La convergence des connaissances, c'est pour ça que les philosophies qui ont des milliers d'années, elles sont encore vraies aujourd'hui. Les vérités découvertes dans l'antiquité, c'étaient des abstractions invariantes, nées de vies agitées. Les détails de ces vies, ils ressemblent presque à rien de la vie moderne. Mais les vérités, elles sont toujours aussi pertinentes. C'est pas une tentative de connecter les vérités philosophiques à la technologie actuelle. C'est juste un aspect indéniable de la façon dont l'information fonctionne dans la nature. Encore une fois, on peut pas complètement séparer l'informationnel du physique. Et la tentative humaine de le faire, c'est juste une commodité épistémique.

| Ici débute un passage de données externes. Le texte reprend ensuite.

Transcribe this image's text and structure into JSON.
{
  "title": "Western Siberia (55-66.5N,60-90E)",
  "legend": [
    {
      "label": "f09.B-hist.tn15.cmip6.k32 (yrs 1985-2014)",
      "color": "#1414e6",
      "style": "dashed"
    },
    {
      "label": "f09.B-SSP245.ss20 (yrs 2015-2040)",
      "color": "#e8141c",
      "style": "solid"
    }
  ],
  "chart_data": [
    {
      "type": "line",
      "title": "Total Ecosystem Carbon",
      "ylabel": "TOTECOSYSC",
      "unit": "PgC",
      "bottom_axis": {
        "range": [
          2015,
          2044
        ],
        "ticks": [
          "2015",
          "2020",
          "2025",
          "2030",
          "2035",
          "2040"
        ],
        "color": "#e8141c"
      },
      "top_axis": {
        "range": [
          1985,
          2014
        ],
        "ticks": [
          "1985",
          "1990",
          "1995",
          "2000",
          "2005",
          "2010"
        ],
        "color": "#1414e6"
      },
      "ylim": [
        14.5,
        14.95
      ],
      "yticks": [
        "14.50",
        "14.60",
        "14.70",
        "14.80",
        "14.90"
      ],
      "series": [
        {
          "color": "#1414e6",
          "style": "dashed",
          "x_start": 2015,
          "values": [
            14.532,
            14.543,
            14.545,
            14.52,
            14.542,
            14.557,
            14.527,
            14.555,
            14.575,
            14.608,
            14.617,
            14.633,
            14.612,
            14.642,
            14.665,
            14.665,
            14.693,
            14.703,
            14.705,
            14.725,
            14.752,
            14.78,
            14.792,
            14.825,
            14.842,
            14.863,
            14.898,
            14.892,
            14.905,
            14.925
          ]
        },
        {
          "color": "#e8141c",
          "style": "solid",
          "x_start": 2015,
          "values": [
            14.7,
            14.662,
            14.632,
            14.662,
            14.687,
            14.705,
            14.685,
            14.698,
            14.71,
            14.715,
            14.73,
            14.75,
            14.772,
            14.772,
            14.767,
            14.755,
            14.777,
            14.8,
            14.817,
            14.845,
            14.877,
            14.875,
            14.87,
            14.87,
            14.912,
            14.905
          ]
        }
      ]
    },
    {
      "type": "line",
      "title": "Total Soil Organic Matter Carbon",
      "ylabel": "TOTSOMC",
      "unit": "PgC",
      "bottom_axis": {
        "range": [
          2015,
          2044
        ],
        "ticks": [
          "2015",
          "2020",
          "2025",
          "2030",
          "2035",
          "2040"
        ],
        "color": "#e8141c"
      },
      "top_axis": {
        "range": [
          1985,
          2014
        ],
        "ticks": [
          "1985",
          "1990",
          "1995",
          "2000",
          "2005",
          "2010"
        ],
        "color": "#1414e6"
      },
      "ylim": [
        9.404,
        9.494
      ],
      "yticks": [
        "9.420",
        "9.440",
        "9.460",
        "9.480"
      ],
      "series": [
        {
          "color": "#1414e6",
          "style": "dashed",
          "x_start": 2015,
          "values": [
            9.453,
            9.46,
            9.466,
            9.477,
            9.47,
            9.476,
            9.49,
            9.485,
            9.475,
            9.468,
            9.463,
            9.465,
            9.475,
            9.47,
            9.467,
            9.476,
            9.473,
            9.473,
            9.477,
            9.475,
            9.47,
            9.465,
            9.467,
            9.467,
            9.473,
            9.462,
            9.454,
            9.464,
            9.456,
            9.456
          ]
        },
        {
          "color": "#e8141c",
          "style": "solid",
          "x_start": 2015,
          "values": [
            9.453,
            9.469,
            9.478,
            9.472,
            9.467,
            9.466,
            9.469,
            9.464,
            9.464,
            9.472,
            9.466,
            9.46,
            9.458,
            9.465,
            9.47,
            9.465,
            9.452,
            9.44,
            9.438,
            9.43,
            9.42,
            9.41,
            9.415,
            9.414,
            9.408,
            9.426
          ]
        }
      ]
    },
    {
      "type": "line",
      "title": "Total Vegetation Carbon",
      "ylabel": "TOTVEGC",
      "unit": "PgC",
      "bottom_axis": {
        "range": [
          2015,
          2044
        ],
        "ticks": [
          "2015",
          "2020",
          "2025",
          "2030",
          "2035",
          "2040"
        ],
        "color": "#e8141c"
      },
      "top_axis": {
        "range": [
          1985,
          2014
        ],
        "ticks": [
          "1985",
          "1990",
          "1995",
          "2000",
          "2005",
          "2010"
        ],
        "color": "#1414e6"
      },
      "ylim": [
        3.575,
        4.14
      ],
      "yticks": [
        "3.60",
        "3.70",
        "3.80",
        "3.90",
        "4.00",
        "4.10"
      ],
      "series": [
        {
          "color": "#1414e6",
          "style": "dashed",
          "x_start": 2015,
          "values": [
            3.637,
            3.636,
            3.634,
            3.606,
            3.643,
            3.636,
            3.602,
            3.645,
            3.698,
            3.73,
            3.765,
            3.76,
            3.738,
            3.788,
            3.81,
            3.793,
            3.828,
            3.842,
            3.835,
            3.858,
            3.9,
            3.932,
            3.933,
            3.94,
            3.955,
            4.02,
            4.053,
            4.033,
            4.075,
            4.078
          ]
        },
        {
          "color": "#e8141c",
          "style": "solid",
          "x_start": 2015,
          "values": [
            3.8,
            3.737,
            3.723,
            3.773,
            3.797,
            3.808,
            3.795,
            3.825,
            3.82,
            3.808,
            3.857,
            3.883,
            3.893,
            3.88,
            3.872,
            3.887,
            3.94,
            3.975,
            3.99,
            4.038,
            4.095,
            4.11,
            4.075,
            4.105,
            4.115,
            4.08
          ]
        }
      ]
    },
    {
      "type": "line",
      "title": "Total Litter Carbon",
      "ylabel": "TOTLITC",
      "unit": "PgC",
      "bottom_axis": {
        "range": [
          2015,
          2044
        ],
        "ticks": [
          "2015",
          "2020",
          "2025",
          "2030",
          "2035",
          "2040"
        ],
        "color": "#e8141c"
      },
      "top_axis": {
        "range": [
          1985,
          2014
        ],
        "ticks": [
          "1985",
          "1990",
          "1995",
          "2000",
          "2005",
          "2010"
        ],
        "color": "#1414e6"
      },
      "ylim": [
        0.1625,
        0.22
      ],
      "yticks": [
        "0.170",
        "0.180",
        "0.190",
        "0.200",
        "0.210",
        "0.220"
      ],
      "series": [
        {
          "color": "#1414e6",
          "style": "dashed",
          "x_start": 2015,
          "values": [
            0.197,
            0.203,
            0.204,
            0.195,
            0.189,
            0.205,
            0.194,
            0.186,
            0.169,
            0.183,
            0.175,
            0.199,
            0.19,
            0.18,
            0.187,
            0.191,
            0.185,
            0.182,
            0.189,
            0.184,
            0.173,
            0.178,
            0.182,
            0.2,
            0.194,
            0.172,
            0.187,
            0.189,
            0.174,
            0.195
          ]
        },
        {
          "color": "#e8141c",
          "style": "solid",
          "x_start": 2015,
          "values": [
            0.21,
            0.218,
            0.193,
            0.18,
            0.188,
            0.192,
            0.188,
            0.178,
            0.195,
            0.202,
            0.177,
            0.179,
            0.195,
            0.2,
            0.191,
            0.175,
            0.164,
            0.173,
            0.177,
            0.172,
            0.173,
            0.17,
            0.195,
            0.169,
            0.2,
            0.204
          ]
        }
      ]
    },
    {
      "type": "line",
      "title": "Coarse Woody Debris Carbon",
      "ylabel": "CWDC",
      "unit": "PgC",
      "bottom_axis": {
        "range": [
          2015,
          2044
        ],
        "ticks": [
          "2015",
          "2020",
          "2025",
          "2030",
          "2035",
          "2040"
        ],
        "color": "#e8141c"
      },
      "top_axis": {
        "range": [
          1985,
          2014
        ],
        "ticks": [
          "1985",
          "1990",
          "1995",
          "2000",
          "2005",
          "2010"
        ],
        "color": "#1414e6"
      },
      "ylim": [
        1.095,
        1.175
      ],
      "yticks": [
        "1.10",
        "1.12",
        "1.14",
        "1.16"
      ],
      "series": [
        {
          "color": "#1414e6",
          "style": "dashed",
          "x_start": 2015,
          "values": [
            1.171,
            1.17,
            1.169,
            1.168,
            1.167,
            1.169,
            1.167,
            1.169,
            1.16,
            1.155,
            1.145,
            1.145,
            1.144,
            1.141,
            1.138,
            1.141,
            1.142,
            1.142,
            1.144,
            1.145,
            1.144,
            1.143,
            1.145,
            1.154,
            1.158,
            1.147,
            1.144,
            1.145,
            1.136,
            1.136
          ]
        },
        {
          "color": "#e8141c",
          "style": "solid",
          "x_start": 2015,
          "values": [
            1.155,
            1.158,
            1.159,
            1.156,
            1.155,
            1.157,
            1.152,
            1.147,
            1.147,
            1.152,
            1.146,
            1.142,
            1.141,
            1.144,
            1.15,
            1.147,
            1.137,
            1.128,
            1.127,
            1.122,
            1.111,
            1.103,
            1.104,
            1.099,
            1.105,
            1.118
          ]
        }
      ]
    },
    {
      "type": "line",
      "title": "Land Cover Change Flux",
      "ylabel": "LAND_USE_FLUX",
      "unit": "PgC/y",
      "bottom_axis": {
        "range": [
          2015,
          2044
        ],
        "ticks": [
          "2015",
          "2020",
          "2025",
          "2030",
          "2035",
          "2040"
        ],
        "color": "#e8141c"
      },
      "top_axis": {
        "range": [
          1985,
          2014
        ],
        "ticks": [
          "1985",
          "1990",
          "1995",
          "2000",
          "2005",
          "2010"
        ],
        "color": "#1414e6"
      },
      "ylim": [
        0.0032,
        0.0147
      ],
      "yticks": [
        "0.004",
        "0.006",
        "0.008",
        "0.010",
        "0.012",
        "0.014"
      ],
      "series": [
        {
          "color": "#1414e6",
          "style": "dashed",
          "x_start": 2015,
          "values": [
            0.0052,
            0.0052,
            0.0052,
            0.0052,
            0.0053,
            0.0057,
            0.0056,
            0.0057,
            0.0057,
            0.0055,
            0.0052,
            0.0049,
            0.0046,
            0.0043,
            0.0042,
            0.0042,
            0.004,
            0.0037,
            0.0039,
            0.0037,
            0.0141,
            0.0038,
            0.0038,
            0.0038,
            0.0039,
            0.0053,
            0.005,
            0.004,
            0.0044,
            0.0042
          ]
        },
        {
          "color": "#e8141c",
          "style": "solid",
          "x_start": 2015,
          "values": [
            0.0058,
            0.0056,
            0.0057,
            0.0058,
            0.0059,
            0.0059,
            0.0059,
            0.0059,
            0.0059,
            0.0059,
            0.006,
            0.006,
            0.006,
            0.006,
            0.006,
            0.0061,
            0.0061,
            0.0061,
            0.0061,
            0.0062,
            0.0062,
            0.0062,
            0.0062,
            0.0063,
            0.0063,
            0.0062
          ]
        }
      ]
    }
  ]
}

Ça veut pas dire qu'on peut pas être surpris par une nouvelle espèce dans les profondeurs de l'océan, ou sous la canopée de nos forêts tropicales. Mais, quand on regarde ces espèces, l'aspect le plus vrai de leurs motifs physiques et comportementaux, il est pas si surprenant. C'est juste un autre exemple des solutions de la nature, qui résolvent des problèmes dans son environnement. Ces découvertes, elles reviendront toujours aux mêmes vérités fondamentales.
La découverte en science et en ingénierie, c'est moins dévoiler quelque chose qu'on savait pas, et plus exposer les mêmes motifs qu'on voit tout le temps. La vraie connaissance, celle qui est le plus alignée avec la nature, elle converge plutôt qu'elle ne grandit.
La science, elle a fait de l'explication sa raison d'être. Sa mission, c'est d'expliquer comment le monde marche. On nous dit que la puissance de la science, elle est dans sa capacité à découvrir les raisons causales derrière ce qu'on observe. La science, elle est là pour révéler les secrets de la nature et les utiliser pour contribuer à la masse grandissante de connaissances humaines et à notre progrès technologique.
Mais, faire reposer le but de la science sur l'explication, c'est une erreur. L'explication dans la science d'aujourd'hui, même si ça sonne comme un objectif digne d'intérêt, elle dépend complètement de la notion de connaissance interne, ce qui la rend principalement réductionniste. Pour expliquer quelque chose scientifiquement, on nous dit, c'est discuter de la façon dont quelque chose fonctionne à l'intérieur.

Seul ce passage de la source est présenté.